Wednesday, May 16, 2012

"Time" by Aliki Barnstone, part 1 (poem used by permission)


1 comment:

Anonymous said...

The title panel sets the tone with a Mobius strip crossing the T over a wash that could be the sun or a tunnel. Next, the deceptively simple statement about calendars gives us a metaphor. The panel with the girl looking down at the stack works because the stylized flower on the girl's shirt is rising up from the horizon of the calendars, with the wacky cat cover on top; We know this kid is an actual poet. The days and nights presented visually as rays emanating from the girl really works because it simultaneously shows a particular person confronted with the enormity of time and the world and tells us that we are seeing both through her eyes and sensibilities in the poem. Panel four translates the line beautifully.
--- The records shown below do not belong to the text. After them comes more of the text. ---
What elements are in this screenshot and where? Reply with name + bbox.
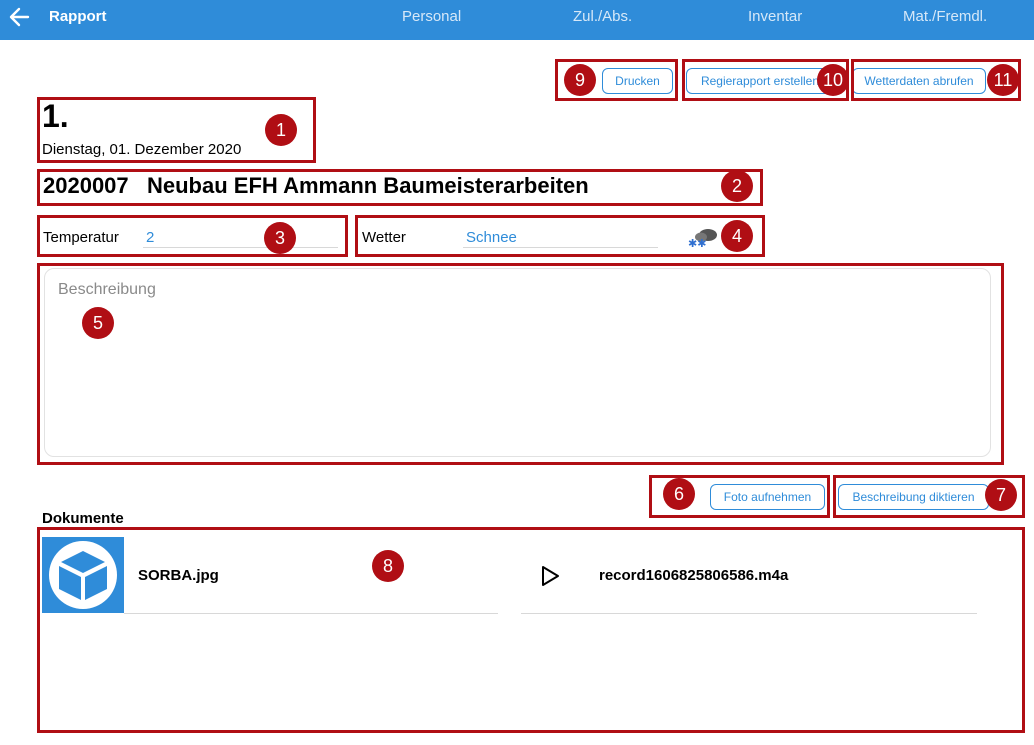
callout-badge: 7 [985,479,1017,511]
tab-mat-fremdl[interactable]: Mat./Fremdl. [903,8,987,25]
page-title: Rapport [49,8,107,25]
callout-badge: 1 [265,114,297,146]
callout-badge: 3 [264,222,296,254]
tab-personal[interactable]: Personal [402,8,461,25]
callout-badge: 2 [721,170,753,202]
tab-inventar[interactable]: Inventar [748,8,802,25]
highlight-frame [37,169,763,206]
highlight-frame [355,215,765,257]
callout-badge: 8 [372,550,404,582]
tab-zul-abs[interactable]: Zul./Abs. [573,8,632,25]
callout-badge: 10 [817,64,849,96]
callout-badge: 11 [987,64,1019,96]
highlight-frame [37,527,1025,733]
highlight-frame [37,215,348,257]
callout-badge: 9 [564,64,596,96]
callout-badge: 4 [721,220,753,252]
back-arrow-icon[interactable] [8,6,30,28]
documents-heading: Dokumente [42,510,124,527]
callout-badge: 6 [663,478,695,510]
top-bar: Rapport Personal Zul./Abs. Inventar Mat.… [0,0,1034,40]
highlight-frame [37,263,1004,465]
callout-badge: 5 [82,307,114,339]
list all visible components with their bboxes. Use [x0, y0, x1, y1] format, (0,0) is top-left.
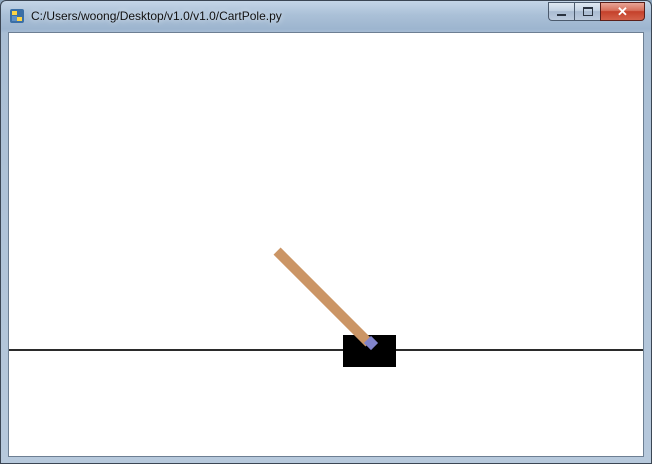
title-bar[interactable]: C:/Users/woong/Desktop/v1.0/v1.0/CartPol… — [1, 1, 651, 31]
minimize-button[interactable] — [548, 2, 574, 21]
window-controls: ✕ — [548, 2, 645, 22]
app-window: C:/Users/woong/Desktop/v1.0/v1.0/CartPol… — [0, 0, 652, 464]
maximize-button[interactable] — [574, 2, 600, 21]
pole — [273, 247, 373, 347]
close-icon: ✕ — [617, 3, 628, 19]
close-button[interactable]: ✕ — [600, 2, 645, 21]
track-line — [9, 349, 643, 351]
minimize-icon — [557, 13, 566, 16]
python-icon[interactable] — [9, 8, 25, 24]
render-canvas[interactable] — [8, 32, 644, 457]
maximize-icon — [582, 7, 593, 16]
window-title: C:/Users/woong/Desktop/v1.0/v1.0/CartPol… — [31, 9, 282, 23]
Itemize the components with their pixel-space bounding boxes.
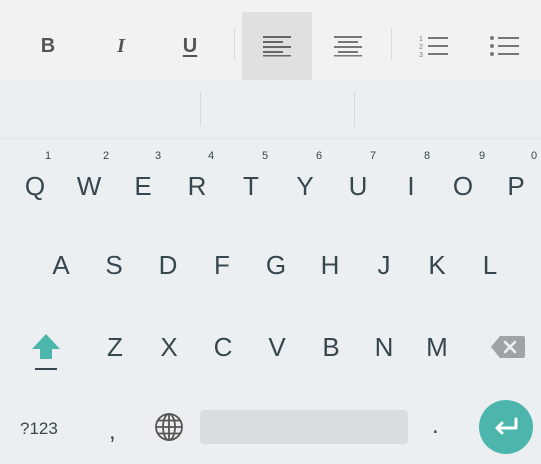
- key-y[interactable]: Y: [285, 161, 325, 211]
- align-center-button[interactable]: [313, 12, 383, 80]
- key-f[interactable]: F: [202, 240, 242, 290]
- key-w[interactable]: W: [69, 161, 109, 211]
- key-j[interactable]: J: [364, 240, 404, 290]
- suggestion-slot[interactable]: [201, 80, 354, 138]
- bulleted-list-button[interactable]: [470, 12, 540, 80]
- period-key[interactable]: .: [432, 412, 439, 440]
- key-b[interactable]: B: [311, 322, 351, 372]
- align-left-icon: [263, 36, 291, 57]
- key-z[interactable]: Z: [95, 322, 135, 372]
- key-x[interactable]: X: [149, 322, 189, 372]
- formatting-toolbar: B I U 1 2 3: [0, 0, 541, 81]
- key-l[interactable]: L: [470, 240, 510, 290]
- comma-key[interactable]: ,: [109, 418, 116, 446]
- symbols-key[interactable]: ?123: [20, 419, 58, 439]
- key-d[interactable]: D: [148, 240, 188, 290]
- key-r[interactable]: R: [177, 161, 217, 211]
- key-p[interactable]: P: [496, 161, 536, 211]
- suggestion-strip: [0, 80, 541, 139]
- key-i[interactable]: I: [391, 161, 431, 211]
- key-hint: 7: [370, 150, 377, 162]
- toolbar-divider: [234, 28, 235, 60]
- shift-icon: [32, 334, 60, 370]
- key-u[interactable]: U: [338, 161, 378, 211]
- bulleted-list-icon: [490, 36, 519, 56]
- key-n[interactable]: N: [364, 322, 404, 372]
- key-c[interactable]: C: [203, 322, 243, 372]
- numbered-list-button[interactable]: 1 2 3: [399, 12, 469, 80]
- globe-icon: [155, 413, 183, 441]
- key-hint: 1: [45, 150, 52, 162]
- svg-text:3: 3: [419, 52, 423, 58]
- key-hint: 0: [531, 150, 538, 162]
- underline-icon: U: [182, 35, 198, 57]
- bold-button[interactable]: B: [13, 12, 83, 80]
- key-hint: 3: [155, 150, 162, 162]
- enter-icon: [495, 417, 518, 435]
- suggestion-slot[interactable]: [0, 80, 200, 138]
- italic-icon: I: [117, 35, 125, 57]
- svg-text:2: 2: [419, 44, 423, 51]
- key-k[interactable]: K: [417, 240, 457, 290]
- key-hint: 2: [103, 150, 110, 162]
- backspace-key[interactable]: [484, 322, 532, 372]
- key-e[interactable]: E: [123, 161, 163, 211]
- key-o[interactable]: O: [443, 161, 483, 211]
- key-h[interactable]: H: [310, 240, 350, 290]
- key-hint: 9: [479, 150, 486, 162]
- language-key[interactable]: [148, 402, 190, 452]
- key-hint: 8: [424, 150, 431, 162]
- key-hint: 4: [208, 150, 215, 162]
- align-left-button[interactable]: [242, 12, 312, 80]
- key-m[interactable]: M: [417, 322, 457, 372]
- key-g[interactable]: G: [256, 240, 296, 290]
- spacebar[interactable]: [200, 410, 408, 444]
- italic-button[interactable]: I: [86, 12, 156, 80]
- key-v[interactable]: V: [257, 322, 297, 372]
- backspace-icon: [491, 336, 525, 358]
- align-center-icon: [334, 36, 362, 57]
- svg-text:1: 1: [419, 36, 423, 43]
- underline-button[interactable]: U: [155, 12, 225, 80]
- bold-icon: B: [40, 35, 56, 57]
- shift-key[interactable]: [23, 322, 69, 374]
- key-t[interactable]: T: [231, 161, 271, 211]
- enter-key[interactable]: [479, 400, 533, 454]
- key-hint: 5: [262, 150, 269, 162]
- numbered-list-icon: 1 2 3: [419, 36, 448, 58]
- key-a[interactable]: A: [41, 240, 81, 290]
- key-q[interactable]: Q: [15, 161, 55, 211]
- key-hint: 6: [316, 150, 323, 162]
- toolbar-divider: [391, 28, 392, 60]
- suggestion-slot[interactable]: [355, 80, 541, 138]
- key-s[interactable]: S: [94, 240, 134, 290]
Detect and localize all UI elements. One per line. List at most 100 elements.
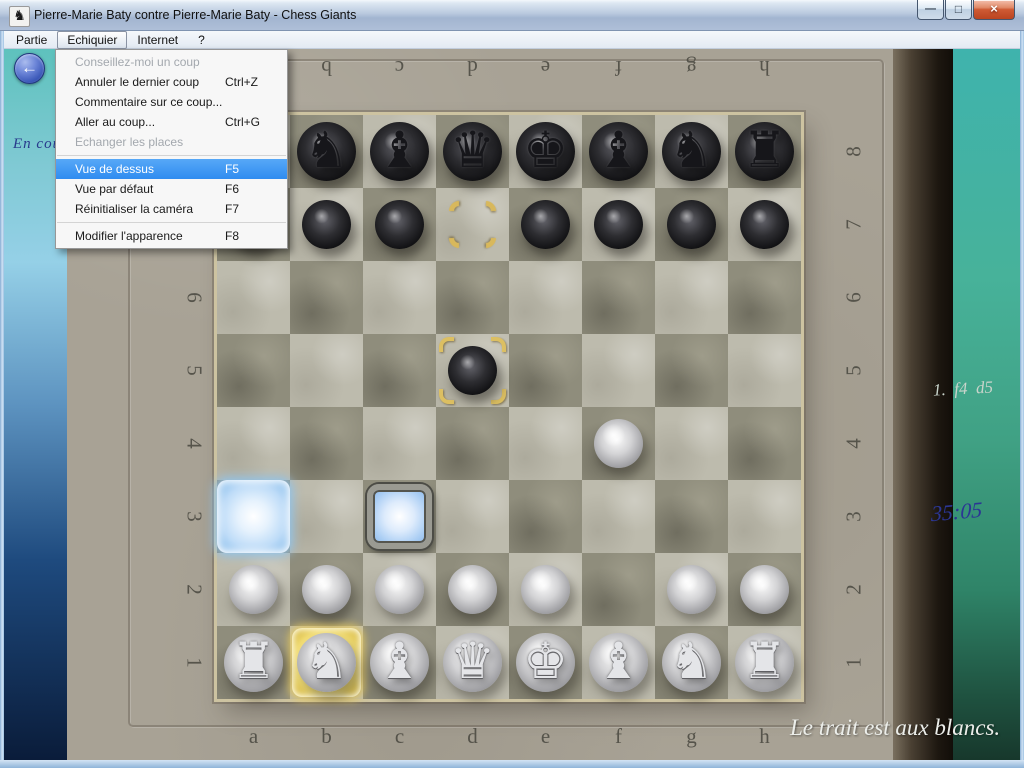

The thirsty germ, invisible but sucking up everything in the end. The drawing nails that and the whole scene could be seen as galaxies from Hubble as easily as a microscope view. Panel five we have the poet fearing a future loss, something more to be expected from a person in mid-life, and you capture that with the brick wall and hedge, downed kite and empty wagon. The stuffed animal tea party is meticulously arranged and illustrates nicely the kind of people who want control and fear change, like me.

This is excellent. The poem makes me think of Dickinson and Thomas Wolfe, with its simultaneous appreciation and love of life and hyper-awareness that none of it is here to stay. Your comic complements the poem very well.